Почему бы и нет? – видимое в единстве с вербальным. Почему бы именно динамично сцепляющиеся в ясные и яркие слова буквы, пробежавшие по небосклону его приключения, не могли дать ключ к расшифровке хаотичных сигналов сознания, да, это была явная подсказка судьбы, медленно, но верно раскрывающей карты! – вот одно слово, точно молния, пронзило тьму, другое, третье. Изощрившись, успевает прочесть и обрывок фразы, кокетливо прячущейся за коньком крыши. Распаляясь, смешивая времена, сминая пространства, гонится за ней, увёртливой фразой, чтобы прочесть её целиком, и незаметно для себя находит выход из дворового лабиринта.
И круг снова замыкается, вернее, замыкается один из кругов, их будет много, очень много, но пока его выносит какая-то сила из дворов на перекрёсток Невского и Садовой. А плоско сверкающие слова и фразы убегают по чёрному небу буквами световой газеты, самое ценное в которой – номера телефонов.
Сжатый толпой, обмякший от понимания, что одурачен собственными домыслами и должен расплачиваться теперь за свою же слабость-доверчивость, соскальзывает по пандусу в чёрную квадратную дыру подземного перехода, сухими изумрудными искрами, как хвост кометы, рассыпается в воздухе разряд трамвайной дуги, и уже трамвай грохочет над головой, а цветистые, но пустые буквы, слова, фразы, ничуть Соснина больше не занимая, бегут себе дальше, дальше, пока не разбиваются в конце строки о глухой торец дома пульсирующими вспышками.

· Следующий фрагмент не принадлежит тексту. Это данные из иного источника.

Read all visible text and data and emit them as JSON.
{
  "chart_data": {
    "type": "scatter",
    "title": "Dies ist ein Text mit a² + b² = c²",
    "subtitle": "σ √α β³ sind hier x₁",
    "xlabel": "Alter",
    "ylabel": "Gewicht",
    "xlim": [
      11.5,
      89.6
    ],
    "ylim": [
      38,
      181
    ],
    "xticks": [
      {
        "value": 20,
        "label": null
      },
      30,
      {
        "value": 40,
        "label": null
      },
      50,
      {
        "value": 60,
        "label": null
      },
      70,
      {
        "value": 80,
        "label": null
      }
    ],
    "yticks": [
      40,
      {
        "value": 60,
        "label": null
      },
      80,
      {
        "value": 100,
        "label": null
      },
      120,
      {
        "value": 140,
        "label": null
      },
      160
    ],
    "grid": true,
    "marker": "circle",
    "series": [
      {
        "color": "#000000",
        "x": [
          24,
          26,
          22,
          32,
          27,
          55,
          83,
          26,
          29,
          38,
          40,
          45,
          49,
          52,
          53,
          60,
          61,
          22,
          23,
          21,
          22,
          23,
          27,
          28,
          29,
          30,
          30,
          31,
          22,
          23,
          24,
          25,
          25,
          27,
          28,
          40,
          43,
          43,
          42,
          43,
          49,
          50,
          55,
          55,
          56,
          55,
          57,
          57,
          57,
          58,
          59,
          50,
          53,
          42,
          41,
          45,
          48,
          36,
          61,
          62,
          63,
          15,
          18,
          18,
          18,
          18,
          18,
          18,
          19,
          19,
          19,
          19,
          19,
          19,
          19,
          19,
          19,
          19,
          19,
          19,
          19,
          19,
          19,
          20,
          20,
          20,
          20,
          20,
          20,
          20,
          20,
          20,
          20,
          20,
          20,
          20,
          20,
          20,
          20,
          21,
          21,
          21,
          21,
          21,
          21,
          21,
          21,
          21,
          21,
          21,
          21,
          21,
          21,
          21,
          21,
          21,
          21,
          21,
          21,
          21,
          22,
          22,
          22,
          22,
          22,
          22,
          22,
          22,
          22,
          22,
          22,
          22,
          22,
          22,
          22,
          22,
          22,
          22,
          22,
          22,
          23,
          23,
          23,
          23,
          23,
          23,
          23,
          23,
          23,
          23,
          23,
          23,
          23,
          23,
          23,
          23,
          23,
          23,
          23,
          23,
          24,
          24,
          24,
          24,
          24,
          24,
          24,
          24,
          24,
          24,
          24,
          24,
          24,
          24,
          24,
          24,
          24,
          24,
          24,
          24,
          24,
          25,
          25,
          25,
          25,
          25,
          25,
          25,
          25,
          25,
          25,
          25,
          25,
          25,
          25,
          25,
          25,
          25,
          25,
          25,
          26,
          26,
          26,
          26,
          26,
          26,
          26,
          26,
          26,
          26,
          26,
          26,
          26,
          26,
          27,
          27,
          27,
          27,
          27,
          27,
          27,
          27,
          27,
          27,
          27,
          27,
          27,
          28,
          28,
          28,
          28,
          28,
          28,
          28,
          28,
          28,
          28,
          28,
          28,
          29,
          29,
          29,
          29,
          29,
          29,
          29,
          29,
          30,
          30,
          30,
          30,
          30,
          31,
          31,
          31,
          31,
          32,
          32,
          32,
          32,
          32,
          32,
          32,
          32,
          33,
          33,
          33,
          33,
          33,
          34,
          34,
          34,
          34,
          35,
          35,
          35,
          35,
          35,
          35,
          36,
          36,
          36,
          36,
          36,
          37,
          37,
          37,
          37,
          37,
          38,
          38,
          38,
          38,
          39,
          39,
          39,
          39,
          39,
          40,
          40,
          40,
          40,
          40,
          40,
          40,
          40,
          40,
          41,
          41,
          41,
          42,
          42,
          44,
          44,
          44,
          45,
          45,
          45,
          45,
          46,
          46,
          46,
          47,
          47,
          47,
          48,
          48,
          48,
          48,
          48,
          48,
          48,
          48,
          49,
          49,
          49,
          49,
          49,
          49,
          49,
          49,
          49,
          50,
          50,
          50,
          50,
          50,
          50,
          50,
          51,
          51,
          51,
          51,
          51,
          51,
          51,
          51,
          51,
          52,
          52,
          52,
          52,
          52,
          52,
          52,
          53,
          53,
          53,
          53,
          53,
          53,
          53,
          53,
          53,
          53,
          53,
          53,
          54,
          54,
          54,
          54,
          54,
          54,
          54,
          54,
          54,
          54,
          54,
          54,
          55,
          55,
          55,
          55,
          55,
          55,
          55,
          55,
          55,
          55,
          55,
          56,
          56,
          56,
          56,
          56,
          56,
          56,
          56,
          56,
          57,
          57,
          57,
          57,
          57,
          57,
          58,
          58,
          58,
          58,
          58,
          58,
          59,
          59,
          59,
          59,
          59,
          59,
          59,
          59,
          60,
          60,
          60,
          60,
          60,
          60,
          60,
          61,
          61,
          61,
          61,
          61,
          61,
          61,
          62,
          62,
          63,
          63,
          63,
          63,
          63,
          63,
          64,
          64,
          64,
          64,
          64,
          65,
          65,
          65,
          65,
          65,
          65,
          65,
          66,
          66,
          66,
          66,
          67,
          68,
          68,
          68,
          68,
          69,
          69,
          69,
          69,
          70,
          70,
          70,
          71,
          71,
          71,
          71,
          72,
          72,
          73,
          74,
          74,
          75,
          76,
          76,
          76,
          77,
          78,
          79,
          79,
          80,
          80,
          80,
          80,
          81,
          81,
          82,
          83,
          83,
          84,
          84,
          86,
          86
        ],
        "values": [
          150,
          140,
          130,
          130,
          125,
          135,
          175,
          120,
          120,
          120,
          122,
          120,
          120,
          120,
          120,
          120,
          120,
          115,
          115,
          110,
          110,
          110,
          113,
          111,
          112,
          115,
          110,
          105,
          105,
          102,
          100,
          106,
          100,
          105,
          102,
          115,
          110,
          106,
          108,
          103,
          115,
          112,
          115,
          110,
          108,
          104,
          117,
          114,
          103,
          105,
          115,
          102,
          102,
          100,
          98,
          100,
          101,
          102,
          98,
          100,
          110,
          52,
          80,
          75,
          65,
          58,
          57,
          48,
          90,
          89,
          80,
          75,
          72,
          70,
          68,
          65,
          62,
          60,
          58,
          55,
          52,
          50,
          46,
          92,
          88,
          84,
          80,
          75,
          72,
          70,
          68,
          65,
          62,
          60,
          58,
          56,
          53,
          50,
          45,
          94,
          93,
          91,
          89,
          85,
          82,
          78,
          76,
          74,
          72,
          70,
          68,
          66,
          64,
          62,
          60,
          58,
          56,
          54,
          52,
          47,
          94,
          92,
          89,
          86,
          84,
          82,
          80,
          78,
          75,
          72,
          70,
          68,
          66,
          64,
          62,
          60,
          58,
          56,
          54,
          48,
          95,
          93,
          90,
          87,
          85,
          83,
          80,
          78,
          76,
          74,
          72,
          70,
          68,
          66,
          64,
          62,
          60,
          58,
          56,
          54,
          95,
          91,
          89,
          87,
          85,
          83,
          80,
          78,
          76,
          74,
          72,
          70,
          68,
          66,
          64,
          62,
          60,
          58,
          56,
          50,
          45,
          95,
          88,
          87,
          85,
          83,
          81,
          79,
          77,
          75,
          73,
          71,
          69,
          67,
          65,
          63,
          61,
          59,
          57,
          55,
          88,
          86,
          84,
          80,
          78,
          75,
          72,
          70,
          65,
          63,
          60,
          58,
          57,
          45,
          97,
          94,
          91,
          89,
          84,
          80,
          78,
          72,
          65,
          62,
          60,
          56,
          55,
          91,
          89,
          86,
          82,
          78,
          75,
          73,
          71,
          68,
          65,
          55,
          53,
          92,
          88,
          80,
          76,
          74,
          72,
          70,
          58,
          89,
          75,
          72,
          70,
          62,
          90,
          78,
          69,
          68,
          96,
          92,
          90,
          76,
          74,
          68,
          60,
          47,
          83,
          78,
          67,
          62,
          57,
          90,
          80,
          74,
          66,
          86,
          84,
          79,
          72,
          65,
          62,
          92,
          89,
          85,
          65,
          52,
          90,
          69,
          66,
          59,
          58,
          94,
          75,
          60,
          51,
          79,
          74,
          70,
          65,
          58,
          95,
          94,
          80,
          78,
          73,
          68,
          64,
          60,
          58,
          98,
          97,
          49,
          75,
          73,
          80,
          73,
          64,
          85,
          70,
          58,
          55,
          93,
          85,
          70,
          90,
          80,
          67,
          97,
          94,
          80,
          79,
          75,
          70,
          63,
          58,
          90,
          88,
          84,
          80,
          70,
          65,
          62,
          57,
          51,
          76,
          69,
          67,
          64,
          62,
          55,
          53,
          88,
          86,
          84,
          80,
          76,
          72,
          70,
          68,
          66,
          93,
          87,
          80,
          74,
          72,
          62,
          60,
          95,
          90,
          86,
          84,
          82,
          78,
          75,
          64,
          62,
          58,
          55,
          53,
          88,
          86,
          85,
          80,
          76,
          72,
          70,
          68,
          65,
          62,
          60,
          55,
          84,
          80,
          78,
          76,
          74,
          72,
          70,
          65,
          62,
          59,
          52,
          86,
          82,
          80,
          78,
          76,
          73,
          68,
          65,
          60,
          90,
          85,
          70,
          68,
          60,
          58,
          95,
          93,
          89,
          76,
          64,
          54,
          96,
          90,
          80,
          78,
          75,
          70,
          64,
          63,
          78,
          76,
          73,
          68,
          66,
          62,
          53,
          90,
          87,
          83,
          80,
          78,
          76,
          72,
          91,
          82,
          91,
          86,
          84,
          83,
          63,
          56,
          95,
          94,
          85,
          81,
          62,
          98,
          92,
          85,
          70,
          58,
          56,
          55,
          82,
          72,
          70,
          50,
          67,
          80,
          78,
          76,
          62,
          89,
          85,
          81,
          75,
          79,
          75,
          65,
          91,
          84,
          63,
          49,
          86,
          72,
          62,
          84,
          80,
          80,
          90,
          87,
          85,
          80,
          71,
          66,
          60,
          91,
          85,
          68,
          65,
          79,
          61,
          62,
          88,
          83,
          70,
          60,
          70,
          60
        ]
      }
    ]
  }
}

стоп!Мы бы опять упёрлись в тупик, если бы неосмотрительно порешили, что Соснин, хоть в нервических блужданиях своих, хоть в заминках, изрядно ускоряющих оборачиваемость мыслей, однако ж искомого им смысла не гарантирующих, так и не сумеет сосредоточиться, не возмутится издевательскими вывертами хаоса, не пустится на хитрости, чтобы стать в своём занятии хозяином положения.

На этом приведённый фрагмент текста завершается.